I could have been trying on a new pair of pants, a cute shirt, or (gasp) a bathing suit, and been shocked by how tightly my "old" size now fits. I only wish that were true!


Nope. I was crying because my BABY is now wearing a bra. A BRA PEOPLE!!! All you mothers of younger daughters take note. It's a tearful time. And yes, she was SOOO embarressed by me! Thank you very much!

Saturday, July 26, 2008

Tell me it ain't so...

...that my daughter is "in love" with a rock star!


We're watching the Hannah Montana/Miley Cyrus Best of Both Worlds 3D Concert on TV tonight. I'm shocked that she knows the words to EVERY song and is singing at the top of her voice. It's cute. Even if you can't really tell it's 3D with the cheap-o glasses she got free at Wally-Mart tonight with her Daddy.


Then (and this is where the world stands still) the JONAS BROTHERS come out!!! I think I've lost a little bit of my hearing what with her screaming unintelligable sounds of glee. Anyway, she's singing right along with them too, getting EVERY word...she doesn't have any of their music, so how she is able to accomplish this I have no idea. So, she's extremely happy and every so often gives little screams of delight. Then she and Marshall...who also has lost a little bit of his hearing...have this conversation:


Mad: There's Nick...I LOVE HIM!!


Mars: How can you love him? He's like 16.


Mad: He's only like 13.


Mars: Yeah, and you're what, 9?


Mad: So? That's only 4 years older. Daddy's 4 years older than Mommy and they love each other.
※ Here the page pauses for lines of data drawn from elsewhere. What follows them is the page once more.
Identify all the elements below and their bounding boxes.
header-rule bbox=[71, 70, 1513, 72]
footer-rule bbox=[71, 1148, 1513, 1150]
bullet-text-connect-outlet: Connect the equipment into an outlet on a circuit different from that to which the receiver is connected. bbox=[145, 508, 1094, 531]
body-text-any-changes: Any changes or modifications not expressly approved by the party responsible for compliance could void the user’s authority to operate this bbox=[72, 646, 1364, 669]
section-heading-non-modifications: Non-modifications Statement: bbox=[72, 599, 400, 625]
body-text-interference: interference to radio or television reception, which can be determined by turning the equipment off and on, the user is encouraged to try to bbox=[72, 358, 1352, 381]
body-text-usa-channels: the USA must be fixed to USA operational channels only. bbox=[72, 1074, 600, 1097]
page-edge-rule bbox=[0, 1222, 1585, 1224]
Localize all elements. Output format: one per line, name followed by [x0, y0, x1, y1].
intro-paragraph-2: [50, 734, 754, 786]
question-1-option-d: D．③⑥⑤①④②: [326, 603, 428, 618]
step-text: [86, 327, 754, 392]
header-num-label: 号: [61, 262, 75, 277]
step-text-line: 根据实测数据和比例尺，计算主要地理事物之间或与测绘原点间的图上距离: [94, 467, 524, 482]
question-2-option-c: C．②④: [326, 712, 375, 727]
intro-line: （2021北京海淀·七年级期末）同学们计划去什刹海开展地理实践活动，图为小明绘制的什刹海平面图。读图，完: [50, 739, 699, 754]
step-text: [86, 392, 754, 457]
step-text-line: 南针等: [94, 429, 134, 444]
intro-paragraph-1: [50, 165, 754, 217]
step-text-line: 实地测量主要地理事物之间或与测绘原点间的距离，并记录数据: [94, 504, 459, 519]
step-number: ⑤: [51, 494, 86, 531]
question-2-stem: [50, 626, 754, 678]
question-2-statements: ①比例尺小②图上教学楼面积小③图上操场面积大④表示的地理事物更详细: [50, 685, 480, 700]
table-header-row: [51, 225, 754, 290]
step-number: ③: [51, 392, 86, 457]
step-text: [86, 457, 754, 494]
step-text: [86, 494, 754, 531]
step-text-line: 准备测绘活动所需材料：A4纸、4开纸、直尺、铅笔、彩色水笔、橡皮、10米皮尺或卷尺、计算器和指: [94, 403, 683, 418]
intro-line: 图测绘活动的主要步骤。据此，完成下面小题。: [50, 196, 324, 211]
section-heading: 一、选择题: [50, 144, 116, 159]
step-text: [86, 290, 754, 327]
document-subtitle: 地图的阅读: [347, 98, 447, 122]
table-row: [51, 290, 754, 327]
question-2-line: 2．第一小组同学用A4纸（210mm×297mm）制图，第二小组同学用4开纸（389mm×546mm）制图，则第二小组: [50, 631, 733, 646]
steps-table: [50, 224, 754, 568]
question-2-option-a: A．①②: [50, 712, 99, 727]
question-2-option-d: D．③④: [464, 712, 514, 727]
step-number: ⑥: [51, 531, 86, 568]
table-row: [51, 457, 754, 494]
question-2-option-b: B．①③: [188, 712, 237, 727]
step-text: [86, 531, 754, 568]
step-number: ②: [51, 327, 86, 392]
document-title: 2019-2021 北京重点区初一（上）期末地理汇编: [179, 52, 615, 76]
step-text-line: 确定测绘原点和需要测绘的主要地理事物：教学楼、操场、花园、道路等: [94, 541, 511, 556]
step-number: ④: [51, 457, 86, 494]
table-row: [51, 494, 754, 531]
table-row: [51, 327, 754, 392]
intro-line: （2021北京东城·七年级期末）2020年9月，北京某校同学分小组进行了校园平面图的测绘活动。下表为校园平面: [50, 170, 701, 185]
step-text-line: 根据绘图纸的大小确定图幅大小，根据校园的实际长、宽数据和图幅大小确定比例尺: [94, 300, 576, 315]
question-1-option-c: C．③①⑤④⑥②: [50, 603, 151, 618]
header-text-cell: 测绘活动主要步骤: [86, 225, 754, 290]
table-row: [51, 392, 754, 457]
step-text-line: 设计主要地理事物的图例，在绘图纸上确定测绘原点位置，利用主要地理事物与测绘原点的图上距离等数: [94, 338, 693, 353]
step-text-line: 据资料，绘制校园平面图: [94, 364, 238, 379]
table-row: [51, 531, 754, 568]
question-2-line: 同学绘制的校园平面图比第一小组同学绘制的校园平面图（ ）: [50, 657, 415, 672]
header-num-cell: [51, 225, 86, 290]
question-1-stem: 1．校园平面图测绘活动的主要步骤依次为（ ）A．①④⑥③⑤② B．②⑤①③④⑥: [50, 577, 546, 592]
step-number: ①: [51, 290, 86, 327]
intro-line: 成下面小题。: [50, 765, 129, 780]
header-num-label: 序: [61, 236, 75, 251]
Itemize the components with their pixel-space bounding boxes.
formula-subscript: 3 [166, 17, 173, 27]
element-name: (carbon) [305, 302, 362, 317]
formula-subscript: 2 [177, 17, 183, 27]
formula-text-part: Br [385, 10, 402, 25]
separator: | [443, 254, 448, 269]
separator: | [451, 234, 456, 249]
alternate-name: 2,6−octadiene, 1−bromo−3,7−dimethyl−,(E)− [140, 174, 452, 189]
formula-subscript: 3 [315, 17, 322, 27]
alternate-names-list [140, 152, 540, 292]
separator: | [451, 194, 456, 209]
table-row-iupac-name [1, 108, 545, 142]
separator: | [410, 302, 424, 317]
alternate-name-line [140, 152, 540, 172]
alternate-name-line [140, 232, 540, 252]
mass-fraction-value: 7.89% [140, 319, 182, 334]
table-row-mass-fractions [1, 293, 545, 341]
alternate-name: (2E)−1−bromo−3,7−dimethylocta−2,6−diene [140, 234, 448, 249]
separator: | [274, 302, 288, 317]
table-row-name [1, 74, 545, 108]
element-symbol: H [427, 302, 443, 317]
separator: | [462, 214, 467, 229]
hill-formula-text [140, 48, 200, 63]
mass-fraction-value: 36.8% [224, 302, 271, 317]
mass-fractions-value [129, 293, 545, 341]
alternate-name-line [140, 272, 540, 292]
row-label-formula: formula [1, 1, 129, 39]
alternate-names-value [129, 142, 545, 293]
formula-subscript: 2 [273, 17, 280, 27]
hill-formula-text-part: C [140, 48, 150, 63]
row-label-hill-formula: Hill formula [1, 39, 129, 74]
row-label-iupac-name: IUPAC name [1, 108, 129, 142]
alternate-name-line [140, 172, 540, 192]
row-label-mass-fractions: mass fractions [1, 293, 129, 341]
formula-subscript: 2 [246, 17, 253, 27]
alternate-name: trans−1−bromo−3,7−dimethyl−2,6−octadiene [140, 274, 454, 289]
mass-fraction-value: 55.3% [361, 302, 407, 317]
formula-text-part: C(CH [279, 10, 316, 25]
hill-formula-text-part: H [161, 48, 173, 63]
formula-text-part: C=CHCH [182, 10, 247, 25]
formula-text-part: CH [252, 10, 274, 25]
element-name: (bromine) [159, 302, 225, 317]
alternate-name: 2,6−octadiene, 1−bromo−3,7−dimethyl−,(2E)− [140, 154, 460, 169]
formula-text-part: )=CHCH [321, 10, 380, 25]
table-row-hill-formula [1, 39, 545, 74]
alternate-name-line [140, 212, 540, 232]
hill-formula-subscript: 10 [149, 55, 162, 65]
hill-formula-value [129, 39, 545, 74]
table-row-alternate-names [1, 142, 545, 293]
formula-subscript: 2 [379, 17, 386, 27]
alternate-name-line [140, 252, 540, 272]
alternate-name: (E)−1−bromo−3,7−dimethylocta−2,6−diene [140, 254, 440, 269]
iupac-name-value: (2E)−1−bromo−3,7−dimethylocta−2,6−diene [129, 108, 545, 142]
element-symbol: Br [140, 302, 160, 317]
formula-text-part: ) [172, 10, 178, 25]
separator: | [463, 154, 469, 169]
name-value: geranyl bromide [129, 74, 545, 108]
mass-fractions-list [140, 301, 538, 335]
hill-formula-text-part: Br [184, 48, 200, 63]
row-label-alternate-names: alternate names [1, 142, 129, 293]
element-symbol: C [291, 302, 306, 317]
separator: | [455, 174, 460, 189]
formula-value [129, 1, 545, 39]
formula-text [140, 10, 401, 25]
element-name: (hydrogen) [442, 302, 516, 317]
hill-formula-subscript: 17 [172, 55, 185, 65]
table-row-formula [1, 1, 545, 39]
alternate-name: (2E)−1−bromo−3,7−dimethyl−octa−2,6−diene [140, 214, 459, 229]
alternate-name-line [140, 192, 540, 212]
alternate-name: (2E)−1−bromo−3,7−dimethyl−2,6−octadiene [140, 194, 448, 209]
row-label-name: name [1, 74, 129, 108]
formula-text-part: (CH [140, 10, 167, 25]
Mars: Yeah, but he doesn't know you.


Mad: Well that's a problem. I LOVE HIM!!! He's soooooo cute!!


Mars: (pauses for a moment) And to think you used to love Barney!


She's 9 going on 19...help me! Oh, and did I mention that ANY time she sees him on TV or any picture of him she wants me to confirm that he is TOTALLY CUTE AND ADORABLE?!

Friday, July 11, 2008

Kittens, kittens everywhere!!

I'm horrible at this blogging thing. I just can't seem to keep it going. It's not for lack of things to blog about. With 5 children I have WAY too much to blog about. I think maybe I'm intimidated by my blogger friends who seem to be able to effortlessly blog each and every day...some more than once a day...you know who you are Karen!! ;-)


Anyway, our cat had 5 kittens a few weeks ago and they are the most adorable things!! They are sweet and playful and I could eat up each and every one of them! They're still too little to leave their mama, but 2 are going next door to live (which makes Madison very happy that she can see them whenever she wants!!) and we are keeping 1. That leaves 2 more in need of a home. I've talked to some people and John even tried to give one as a 1st birthday present to Baby Kate. Her mommy...you know who you are Karen!!...said no.


Oh, and here's something almost unbelievable. There are alot of cats in the world, yes? Well, then why is it that 95% of the people I have talked to about getting a kitten say they are allergic? I find that statistically impossible. Some have even said "deathly allergic". I think they'd already be dead if they were truly deathly allergic. Cats are everywhere. And some of these "allergic people" have been in my house and (*gasp*!) touched our cats. Yet they continue to live. And those who didn't say deathly allergic didn't even sniffle or have their eyes water.